La location de courte durée en copropriété fait désormais l’objet d’un encadrement renforcé. Dans une décision du 19 mars 2026, le Conseil constitutionnel a validé la possibilité, pour certaines copropriétés, de modifier leur règlement afin d’interdire les meublés de tourisme. Cette mesure, issue de la loi n° 2024-1039 du 19 novembre 2024, dite loi Le Meur, a été jugée conforme à la Constitution.
Un cadre juridique renforcé dans les copropriétés
La loi Le Meur a introduit plusieurs outils destinés à mieux contrôler la location de meublés touristiques. Lorsqu’un lot est exploité de cette manière, le copropriétaire doit en informer le syndic, qui inscrit ensuite un point d’information à l’ordre du jour de la prochaine assemblée générale, conformément à l’article 9-2 de la loi n° 65-557 du 10 juillet 1965. Le texte va plus loin en facilitant, dans certains immeubles, l’adoption d’une clause interdisant cette activité dans le règlement de copropriété.
Une interdiction possible, mais dans un champ strictement limité
Cette faculté n’est toutefois pas générale. Elle vise uniquement les lots d’habitation qui ne constituent pas une résidence principale, et seulement dans les copropriétés dont le règlement interdit déjà toute activité commerciale dans les lots non spécifiquement affectés à un usage commercial. Dans ce cadre précis, la modification du règlement peut être adoptée à la majorité des membres du syndicat représentant au moins les deux tiers des voix, en application de l’article 26, d de la loi du 10 juillet 1965. En dehors de ce périmètre, l’unanimité reste nécessaire.

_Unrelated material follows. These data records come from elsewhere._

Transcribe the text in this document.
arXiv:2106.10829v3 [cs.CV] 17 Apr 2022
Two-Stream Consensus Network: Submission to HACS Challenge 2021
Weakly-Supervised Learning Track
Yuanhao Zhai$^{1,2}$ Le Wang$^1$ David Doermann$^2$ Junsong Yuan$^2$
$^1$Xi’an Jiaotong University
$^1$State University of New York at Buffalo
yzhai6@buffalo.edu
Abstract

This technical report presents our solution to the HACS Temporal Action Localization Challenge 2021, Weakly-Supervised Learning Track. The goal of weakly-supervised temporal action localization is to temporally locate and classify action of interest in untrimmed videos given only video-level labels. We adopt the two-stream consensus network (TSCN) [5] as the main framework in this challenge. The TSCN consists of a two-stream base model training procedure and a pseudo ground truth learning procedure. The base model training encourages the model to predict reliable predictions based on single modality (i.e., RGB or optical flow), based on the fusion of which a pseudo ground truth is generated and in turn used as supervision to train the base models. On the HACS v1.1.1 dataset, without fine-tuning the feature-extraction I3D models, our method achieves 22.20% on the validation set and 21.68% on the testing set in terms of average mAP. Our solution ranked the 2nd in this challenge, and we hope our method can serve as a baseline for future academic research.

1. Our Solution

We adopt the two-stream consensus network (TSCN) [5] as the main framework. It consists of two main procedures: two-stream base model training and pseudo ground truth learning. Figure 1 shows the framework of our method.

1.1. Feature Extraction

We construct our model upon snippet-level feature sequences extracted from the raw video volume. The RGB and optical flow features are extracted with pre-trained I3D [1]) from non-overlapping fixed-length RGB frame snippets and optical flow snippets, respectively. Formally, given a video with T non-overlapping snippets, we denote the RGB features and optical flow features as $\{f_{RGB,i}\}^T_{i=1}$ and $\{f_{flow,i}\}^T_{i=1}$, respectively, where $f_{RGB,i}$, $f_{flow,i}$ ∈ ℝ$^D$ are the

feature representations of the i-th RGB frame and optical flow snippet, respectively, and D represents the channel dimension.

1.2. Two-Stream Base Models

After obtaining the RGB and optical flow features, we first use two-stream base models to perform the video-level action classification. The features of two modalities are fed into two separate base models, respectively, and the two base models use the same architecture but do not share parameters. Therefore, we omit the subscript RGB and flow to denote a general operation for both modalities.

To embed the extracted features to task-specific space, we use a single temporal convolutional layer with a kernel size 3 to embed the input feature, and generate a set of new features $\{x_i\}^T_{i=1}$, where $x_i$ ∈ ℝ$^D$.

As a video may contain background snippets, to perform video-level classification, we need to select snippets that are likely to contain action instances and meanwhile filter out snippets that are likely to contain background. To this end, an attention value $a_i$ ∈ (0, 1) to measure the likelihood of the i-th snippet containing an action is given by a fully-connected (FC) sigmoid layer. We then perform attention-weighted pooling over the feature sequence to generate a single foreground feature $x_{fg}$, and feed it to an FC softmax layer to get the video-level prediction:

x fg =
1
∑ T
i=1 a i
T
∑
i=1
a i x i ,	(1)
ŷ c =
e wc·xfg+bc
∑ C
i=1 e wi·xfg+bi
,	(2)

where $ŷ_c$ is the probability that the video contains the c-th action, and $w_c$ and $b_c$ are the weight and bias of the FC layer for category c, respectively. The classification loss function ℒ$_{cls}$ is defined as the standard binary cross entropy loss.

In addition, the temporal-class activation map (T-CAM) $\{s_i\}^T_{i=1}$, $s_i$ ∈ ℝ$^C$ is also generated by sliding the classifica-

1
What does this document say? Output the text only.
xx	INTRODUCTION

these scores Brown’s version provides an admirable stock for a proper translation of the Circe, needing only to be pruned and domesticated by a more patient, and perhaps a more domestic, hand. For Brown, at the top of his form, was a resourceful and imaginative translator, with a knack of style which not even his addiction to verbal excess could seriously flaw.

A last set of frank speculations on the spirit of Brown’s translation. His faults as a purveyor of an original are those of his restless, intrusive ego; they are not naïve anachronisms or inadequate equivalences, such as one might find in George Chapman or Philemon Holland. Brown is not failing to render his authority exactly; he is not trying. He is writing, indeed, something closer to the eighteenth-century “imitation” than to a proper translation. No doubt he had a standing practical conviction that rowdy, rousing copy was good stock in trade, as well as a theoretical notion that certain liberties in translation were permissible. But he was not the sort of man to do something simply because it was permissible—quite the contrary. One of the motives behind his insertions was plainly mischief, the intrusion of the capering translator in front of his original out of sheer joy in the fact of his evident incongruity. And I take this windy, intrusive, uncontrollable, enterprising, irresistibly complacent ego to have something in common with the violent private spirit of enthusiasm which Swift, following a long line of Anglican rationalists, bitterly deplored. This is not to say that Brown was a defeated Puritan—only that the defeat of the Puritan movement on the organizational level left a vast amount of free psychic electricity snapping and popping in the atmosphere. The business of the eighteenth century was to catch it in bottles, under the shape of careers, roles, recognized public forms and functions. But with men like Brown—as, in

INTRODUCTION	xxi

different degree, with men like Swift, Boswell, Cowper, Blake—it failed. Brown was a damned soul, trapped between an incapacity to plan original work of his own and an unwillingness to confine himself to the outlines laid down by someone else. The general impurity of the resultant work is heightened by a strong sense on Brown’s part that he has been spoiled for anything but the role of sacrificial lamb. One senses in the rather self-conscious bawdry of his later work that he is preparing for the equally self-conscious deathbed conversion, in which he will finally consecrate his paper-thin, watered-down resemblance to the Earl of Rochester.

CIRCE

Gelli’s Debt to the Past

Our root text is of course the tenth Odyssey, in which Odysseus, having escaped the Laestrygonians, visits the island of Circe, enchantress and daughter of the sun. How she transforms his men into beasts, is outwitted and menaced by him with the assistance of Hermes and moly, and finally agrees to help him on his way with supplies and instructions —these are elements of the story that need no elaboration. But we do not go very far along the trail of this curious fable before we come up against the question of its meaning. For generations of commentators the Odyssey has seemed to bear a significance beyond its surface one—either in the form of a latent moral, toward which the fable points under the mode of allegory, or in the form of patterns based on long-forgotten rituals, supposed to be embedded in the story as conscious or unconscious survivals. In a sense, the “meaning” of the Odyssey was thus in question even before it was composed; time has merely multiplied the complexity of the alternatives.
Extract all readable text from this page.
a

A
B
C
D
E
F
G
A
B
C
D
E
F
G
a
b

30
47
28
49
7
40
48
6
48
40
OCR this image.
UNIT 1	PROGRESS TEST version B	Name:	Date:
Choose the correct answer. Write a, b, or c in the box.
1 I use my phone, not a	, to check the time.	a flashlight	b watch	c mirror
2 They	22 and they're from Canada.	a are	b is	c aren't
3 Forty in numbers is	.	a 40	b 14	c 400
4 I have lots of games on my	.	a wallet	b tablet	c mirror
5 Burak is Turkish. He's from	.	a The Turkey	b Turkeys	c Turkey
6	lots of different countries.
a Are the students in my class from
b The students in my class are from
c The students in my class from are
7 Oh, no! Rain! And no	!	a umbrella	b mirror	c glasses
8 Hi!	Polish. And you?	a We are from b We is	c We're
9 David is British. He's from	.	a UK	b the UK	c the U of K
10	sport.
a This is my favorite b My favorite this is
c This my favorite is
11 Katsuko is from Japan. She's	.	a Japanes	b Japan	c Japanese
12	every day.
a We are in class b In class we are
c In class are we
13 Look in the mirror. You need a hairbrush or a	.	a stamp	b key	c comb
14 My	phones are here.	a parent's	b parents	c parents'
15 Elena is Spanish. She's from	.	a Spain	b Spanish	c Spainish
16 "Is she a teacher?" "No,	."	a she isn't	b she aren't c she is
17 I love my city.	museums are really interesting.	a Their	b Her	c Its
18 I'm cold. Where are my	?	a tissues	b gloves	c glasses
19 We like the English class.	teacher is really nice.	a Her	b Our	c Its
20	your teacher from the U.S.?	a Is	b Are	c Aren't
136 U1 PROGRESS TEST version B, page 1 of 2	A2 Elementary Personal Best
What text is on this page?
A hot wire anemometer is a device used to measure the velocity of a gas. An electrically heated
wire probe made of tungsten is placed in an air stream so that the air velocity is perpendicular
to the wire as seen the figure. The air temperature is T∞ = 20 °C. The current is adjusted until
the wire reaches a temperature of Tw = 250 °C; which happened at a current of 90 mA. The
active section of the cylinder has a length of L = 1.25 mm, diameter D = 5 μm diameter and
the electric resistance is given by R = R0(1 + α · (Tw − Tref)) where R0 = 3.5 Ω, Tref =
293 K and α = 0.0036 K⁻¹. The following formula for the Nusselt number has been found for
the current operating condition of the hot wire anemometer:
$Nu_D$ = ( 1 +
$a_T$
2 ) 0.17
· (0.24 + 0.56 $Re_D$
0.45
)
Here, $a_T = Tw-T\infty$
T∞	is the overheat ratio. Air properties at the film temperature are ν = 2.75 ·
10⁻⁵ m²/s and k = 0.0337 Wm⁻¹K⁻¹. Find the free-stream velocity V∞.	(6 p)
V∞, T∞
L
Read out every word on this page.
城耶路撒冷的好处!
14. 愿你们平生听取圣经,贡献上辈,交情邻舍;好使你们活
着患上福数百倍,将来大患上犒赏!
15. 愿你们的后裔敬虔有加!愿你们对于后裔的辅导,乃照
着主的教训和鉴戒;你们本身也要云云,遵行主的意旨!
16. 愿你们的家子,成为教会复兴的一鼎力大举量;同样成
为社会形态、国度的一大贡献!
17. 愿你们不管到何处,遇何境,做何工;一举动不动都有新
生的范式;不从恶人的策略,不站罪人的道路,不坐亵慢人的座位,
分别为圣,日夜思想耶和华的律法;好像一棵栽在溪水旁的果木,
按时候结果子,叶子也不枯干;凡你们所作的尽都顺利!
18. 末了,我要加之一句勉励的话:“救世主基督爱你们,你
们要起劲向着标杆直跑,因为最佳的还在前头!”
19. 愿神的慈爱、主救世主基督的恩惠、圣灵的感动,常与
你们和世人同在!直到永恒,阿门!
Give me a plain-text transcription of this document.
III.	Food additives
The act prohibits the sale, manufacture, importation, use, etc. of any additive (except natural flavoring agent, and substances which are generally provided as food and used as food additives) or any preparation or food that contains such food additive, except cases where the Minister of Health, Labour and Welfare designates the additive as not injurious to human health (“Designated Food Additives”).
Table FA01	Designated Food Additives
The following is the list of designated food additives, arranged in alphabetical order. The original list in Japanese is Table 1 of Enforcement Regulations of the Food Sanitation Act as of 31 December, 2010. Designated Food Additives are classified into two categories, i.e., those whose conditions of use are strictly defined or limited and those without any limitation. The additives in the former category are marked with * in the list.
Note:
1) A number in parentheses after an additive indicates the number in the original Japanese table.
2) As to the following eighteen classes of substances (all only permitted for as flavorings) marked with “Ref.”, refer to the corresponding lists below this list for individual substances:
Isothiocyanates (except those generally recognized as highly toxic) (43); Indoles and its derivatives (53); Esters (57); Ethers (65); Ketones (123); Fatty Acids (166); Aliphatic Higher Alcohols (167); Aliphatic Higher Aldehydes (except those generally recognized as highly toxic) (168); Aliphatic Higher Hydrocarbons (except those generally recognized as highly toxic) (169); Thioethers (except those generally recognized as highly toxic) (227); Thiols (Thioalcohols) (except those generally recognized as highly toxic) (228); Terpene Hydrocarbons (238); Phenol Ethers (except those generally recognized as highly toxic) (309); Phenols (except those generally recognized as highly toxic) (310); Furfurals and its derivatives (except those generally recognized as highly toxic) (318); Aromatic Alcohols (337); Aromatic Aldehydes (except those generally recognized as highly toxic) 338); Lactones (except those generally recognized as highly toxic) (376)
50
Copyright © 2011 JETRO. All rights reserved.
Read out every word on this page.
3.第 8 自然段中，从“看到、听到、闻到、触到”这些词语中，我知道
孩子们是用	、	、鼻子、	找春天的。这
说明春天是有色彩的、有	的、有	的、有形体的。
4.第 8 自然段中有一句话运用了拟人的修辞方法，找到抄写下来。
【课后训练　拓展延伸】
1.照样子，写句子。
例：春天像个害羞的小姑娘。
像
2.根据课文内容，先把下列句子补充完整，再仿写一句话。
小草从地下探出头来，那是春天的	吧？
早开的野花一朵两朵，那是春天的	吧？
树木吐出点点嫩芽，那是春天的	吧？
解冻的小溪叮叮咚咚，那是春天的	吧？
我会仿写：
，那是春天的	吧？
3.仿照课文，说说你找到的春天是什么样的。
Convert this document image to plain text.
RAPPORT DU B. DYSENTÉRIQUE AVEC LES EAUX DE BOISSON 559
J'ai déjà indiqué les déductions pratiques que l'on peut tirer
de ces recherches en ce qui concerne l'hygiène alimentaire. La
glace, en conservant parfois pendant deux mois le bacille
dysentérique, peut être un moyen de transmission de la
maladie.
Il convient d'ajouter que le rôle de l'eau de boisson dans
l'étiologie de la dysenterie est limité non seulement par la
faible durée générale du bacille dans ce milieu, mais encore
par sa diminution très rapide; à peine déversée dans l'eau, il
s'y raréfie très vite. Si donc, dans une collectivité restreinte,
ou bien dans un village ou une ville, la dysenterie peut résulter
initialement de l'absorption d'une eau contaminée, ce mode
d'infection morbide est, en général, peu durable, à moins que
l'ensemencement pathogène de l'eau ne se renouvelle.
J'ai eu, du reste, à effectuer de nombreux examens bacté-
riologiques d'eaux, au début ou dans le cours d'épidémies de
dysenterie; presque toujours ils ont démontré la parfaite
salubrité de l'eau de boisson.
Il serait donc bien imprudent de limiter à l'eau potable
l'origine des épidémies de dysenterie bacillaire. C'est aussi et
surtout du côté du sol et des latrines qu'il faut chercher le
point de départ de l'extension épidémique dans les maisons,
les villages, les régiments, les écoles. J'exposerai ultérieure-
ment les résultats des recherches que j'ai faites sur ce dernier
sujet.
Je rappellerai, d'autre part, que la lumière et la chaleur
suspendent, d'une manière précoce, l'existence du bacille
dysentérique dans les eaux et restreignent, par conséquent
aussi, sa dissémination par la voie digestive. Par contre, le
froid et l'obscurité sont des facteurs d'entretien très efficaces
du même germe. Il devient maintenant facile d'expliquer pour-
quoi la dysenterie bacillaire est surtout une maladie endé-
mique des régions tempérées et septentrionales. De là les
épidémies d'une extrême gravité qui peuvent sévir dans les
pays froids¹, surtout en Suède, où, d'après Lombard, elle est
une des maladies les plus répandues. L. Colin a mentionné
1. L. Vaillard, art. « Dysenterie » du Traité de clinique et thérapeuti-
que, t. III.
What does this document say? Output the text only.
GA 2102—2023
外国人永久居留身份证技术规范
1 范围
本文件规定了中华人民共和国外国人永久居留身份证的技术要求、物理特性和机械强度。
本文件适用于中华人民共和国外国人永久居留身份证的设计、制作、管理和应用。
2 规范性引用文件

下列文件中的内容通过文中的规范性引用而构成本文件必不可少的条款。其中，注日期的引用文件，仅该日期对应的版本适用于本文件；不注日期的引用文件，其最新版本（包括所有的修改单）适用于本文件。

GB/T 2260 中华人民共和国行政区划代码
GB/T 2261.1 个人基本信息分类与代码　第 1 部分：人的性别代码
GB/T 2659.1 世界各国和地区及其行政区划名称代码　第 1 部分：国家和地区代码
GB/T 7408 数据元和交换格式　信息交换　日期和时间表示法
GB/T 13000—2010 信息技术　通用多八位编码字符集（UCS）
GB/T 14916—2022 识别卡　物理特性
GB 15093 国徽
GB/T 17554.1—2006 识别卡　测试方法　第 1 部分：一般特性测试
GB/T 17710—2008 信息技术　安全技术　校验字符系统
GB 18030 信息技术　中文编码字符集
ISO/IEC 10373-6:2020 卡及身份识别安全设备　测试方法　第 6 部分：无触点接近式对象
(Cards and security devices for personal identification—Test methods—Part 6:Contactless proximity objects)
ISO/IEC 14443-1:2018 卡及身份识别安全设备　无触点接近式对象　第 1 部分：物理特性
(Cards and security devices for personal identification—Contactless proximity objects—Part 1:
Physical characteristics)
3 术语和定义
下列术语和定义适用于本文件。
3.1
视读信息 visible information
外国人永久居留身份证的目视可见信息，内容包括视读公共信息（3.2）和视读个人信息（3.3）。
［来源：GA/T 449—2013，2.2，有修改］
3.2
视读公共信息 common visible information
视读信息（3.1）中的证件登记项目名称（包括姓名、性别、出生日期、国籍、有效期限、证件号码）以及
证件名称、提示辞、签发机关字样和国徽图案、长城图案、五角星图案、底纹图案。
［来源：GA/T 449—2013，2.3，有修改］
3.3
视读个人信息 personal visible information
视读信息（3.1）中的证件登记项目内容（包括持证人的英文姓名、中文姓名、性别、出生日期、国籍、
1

Pourquoi le Conseil constitutionnel a validé le dispositif
Le Conseil constitutionnel a considéré que cette mesure ne portait pas une atteinte disproportionnée au droit de propriété ni à la liberté d’entreprendre. Il a retenu deux objectifs d’intérêt général : lutter contre les nuisances liées aux locations touristiques dans les immeubles et préserver l’offre de logements destinés à la location de longue durée. Il a aussi insisté sur plusieurs limites du dispositif : son champ d’application est restreint, l’interdiction ne concerne pas les locations classiques, elle doit rester justifiée par la destination de l’immeuble, et elle s’applique à tous les copropriétaires de manière identique. Enfin, cette interdiction peut être levée selon la même règle de majorité.
Cette décision sécurise juridiquement un mécanisme très attendu par les copropriétés confrontées à l’essor des meublés touristiques. Elle confirme que, dans les immeubles à vocation résidentielle, la protection de l’équilibre collectif peut justifier certaines restrictions à l’usage des lots. Reste néanmoins un point de vigilance : la rédaction de l’article 26, d, n’est pas toujours parfaitement claire, et chaque copropriété devra vérifier avec précision si elle entre bien dans le champ du texte avant de modifier son règlement.